这样的定义可以实现我们的功能，但是不利于数据扩展。假设我们需要修改基础数据中的定义，那么，每一次都需要修改XX_TYPE(a)和XX_TYPE_DISPLAY(a)两个的定义，而且只能在字段定义的代码中检查 key 的唯一性，如果两个基础数据 a 和 b 拥有不同的 key，那我们是没法感知到的。

# 一种更好的实现方式

仔细观察我们的数据定义，可以发现基础数据由value,name,label等属性构成，为了更加简明地定义这种数据，我们引入dataklasses (opens new window) ，关于它的基础用法请参考作者的说明文档。以下是我的定义：

# 定义基础数据

from dataklasses import dataklass

@dataklass
class ChoiceTypeIntegerDk:
    value: int
    name: str
    label: str

foo = ChoiceTypeIntegerDk(1,'bar','the foo explain of the bar.')

choices的get_xx_display方法我们可以直接使用@property装饰器返回，即此时代码为：


@dataklass
class ChoiceTypeIntegerDk:
    value: int
    name: str
    label: str

    @property
    def display(self):
        return self.label

TIP

需要注意的是，当我们把所有的参数作为位置参数时，我们定义类的属性的顺序就是我们传参的顺序；当然，如果我们把参数当作关键字参数时，则顺序是可以随便调换的。

然后定义我们的数组

@enum.unique
class RiskTypeEnum(enum.Enum):
    undefined = UNDEFINED
    plain = PLAIN
    low = LOW
    balance = BALANCE
    advance = ADVANCE
    high = HIGH

其中，@enum.unique装饰器用于保证枚举元素无重复。

获取枚举类元素为

baz = RiskTypeEnum
In [3]: baz.undefined.name
Out[3]: 'undefined'

In [4]: baz.undefined.value
Out[4]: ChoiceTypeIntegerDk(0, 'undefined', '未定义')

获取元素属性为

In [5]: baz.undefined.value.value
Out[5]: 0

In [7]: baz.undefined.value.name
Out[7]: 'undefined'

In [8]: baz.undefined.value.label
Out[8]: '未定义'

In [9]: baz.undefined.value.display
Out[9]: '未定义'

这样有一个缺点是，太长了，获取value属性路径太长，于是借助DynamicClassAttribute我们定义更多的属性方法。

@enum.unique
class BaseTypeEnum(enum.Enum):

    def __str__(self):
        return f'My custom BaseTypeEnum {self.value}'

    @DynamicClassAttribute
    def dk_name(self):
        """The name of the Enum member."""
        try:
            return self._value_.name
        except AttributeError:
            raise AttributeError('Please use `dk_value` while value is instance of `ChoiceTypeDk`.')

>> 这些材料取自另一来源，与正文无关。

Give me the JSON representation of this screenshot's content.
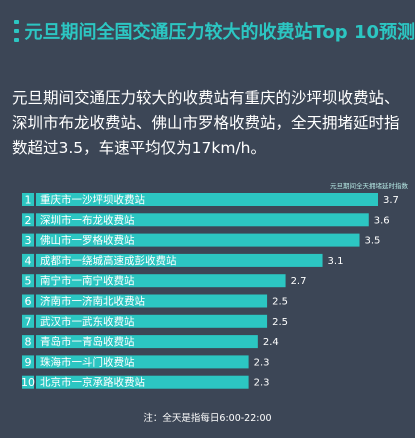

    @DynamicClassAttribute
    def dk_value(self):
        """The value of the Enum member."""
        return self._value_.value

    @DynamicClassAttribute
    def label(self):
        """The label of the Enum member."""
        return self._value_.label

    @DynamicClassAttribute
    def dk_display(self):
        """alias of label"""
        return self.label

    @DynamicClassAttribute
    def display(self):
        """alias of label"""
        return self.label

    def describe(self):
        # self is the member here
        return self.name, self.value

    @classmethod
    def values(cls):
        """
        >>> r.values()
        [ChoiceTypeIntegerDk(0, 'undefined', '未定义'),
         ChoiceTypeIntegerDk(1, 'plain', '灵活取用'),
         ChoiceTypeIntegerDk(2, 'low', '稳健增值'),
         ChoiceTypeIntegerDk(3, 'balance', '平衡增长'),
         ChoiceTypeIntegerDk(4, 'advance', '进阶成长'),
         ChoiceTypeIntegerDk(5, 'high', '积极进取')]

        :return:
        """
        return [member.value for member in cls]

    @classmethod
    def names(cls):
        """
        只有当是value是int时才可以调用该方法，注意和定义类的`input`区分
        Example:
        >>> r.names()
        ['undefined', 'plain', 'low', 'balance', 'advance', 'high']

        :return:
        """
        empty = ['__empty__'] if hasattr(cls, '__empty__') else []
        return empty + [member.name for member in cls]

    @classmethod
    def labels(cls):
        """
        Example:
        >>> r = RiskTypeEnum
        >>> r.labels()
        ['未定义', '灵活取用', '稳健增值', '平衡增长', '进阶成长', '积极进取']
        :return:
        """
        return [member.label for member in cls]

    @classmethod
    def choices(cls):
        """
        >>> r = RiskTypeEnum
        >>> r.choices()
        [(0, '未定义'), (1, '灵活取用'), (2, '稳健增值'), (3, '平衡增长'), (4, '进阶成长'), (5, '积极进取')]

        :return:
        """
        empty = [(None, cls.__empty__)] if hasattr(cls, '__empty__') else []
        return empty + [(member.dk_value, member.label) for member in cls]

    @classmethod
    def comment(cls) -> str:
        """
        返回 key 和 label 对应的字典（字符串类型）
        :return:
        """
        enum_explains = dict()
        for name, member in cls.__members__.items():
            key = member.dk_value
            enum_explains[key] = member.dk_display
        return str(enum_explains)

不复写的原因是我们可能需要获取value。在定义具体的XXTypeEnum时，我们继承BaseTypeEnum可以避免代码冗余。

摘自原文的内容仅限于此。